Lettura
Paolo Maria Noseda
A Roma, fra Villa Borghese e Via Veneto, la House of Dust disegnata da Antonino Cardillo riassume la filosofia di vita e il pensiero sull’architettura del suo autore.
Antonino Cardillo, siciliano, è un giovane architetto itinerante. Vivere il cyberspazio rende obsoleto possedere una sede fisica, ma richiede costante apprendimento, curioso e profondo, per combattere l’omologazione e la fossilizzazione del linguaggio. Un progetto deve essere nutrito, giorno dopo giorno, con presenza. Cardillo filtra culture e tradizioni che divengono nei suoi edifici lievi suggerimenti, interpretabili da ciascuno a seconda del proprio stato d’animo e della propria sensibilità.
Un ingresso laterale svela un salone che, come una maschera greca improvvisamente indossata dal visitatore, proietta e attira l’attenzione su due finestre rastremate: un paio di occhi sul mondo. Teatro interno al teatro della vita attraverso la polvere, metafora di viaggi e terre lontane, impercettibile elemento unificante fra spazio e tempo. Goethe disse che occorre riconoscere ciò che altri possedettero prima di acquisire consapevolezza di ciò che si possiede. Ed ecco che, su un tappeto di legno che diviene palcoscenico, va in scena la vita.

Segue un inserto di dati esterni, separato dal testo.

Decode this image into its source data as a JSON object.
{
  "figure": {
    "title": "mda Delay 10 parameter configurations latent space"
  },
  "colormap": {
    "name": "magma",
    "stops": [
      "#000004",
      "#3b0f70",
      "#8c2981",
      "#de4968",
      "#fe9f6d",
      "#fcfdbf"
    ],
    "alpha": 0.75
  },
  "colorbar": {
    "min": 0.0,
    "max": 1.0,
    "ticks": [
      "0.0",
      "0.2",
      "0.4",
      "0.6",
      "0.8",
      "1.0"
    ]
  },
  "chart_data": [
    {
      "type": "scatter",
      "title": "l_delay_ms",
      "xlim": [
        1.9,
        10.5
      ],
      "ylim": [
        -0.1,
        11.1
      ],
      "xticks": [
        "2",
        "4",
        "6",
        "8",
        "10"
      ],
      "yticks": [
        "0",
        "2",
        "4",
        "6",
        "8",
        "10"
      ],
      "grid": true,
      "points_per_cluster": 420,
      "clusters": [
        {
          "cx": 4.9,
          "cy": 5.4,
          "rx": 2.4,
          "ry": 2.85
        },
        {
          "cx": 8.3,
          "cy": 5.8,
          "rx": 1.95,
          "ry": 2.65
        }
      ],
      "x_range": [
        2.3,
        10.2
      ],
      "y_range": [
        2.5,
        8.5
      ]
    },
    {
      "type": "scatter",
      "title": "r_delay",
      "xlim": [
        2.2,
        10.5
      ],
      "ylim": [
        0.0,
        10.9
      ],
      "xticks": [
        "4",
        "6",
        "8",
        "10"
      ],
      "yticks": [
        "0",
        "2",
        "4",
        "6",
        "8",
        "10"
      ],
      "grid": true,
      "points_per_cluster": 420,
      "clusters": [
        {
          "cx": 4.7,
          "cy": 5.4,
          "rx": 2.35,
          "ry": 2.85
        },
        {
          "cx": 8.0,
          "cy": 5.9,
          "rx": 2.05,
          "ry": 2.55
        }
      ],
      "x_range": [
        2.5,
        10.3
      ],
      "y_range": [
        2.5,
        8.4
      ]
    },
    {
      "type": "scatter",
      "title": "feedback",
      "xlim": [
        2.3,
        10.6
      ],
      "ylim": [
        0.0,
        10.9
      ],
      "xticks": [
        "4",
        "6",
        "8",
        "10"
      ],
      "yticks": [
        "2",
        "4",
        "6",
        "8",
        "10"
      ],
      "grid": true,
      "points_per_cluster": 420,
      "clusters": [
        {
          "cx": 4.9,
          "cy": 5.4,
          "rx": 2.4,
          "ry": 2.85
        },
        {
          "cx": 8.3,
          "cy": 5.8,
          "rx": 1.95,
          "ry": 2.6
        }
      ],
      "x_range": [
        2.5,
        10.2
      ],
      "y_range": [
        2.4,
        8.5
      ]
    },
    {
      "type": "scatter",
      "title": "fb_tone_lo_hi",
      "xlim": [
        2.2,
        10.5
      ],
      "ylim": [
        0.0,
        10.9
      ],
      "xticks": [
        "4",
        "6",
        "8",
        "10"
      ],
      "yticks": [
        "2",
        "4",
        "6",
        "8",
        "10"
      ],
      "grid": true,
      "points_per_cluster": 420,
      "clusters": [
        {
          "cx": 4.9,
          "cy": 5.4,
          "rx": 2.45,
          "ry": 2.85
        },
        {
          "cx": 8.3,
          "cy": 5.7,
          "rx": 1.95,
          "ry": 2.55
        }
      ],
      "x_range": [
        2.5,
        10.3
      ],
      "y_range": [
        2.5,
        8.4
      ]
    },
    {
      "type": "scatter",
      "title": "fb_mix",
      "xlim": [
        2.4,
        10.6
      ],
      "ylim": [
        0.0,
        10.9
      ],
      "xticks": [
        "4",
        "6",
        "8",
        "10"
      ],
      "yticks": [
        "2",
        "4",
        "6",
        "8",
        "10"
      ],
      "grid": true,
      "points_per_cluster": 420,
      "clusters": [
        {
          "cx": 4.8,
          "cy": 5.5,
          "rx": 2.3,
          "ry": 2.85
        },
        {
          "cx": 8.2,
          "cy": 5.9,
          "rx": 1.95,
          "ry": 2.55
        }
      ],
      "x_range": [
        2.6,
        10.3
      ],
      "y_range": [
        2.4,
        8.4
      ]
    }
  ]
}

Costruire un ambiente domestico richiede tempo e amore. Gli altri sapranno ricomporre immagini e traduzioni che aiuteranno a liberare aspetti dell’opera altrimenti nascosti, come quando Schoenberg, preoccupato delle critiche alla sua musica, disse che la routine induce alla fallacità dell’abitudine. La bellezza preesiste dentro la mente e il cuore. Oltre la luce, occorre saper vedere nelle tenebre, come Tiresia. Eleganza, e non una sua tragica parodia. Architettura che respira luce, che trascende il tempo e che è musica, interazione e proiezione dei molti futuri che ci attendono.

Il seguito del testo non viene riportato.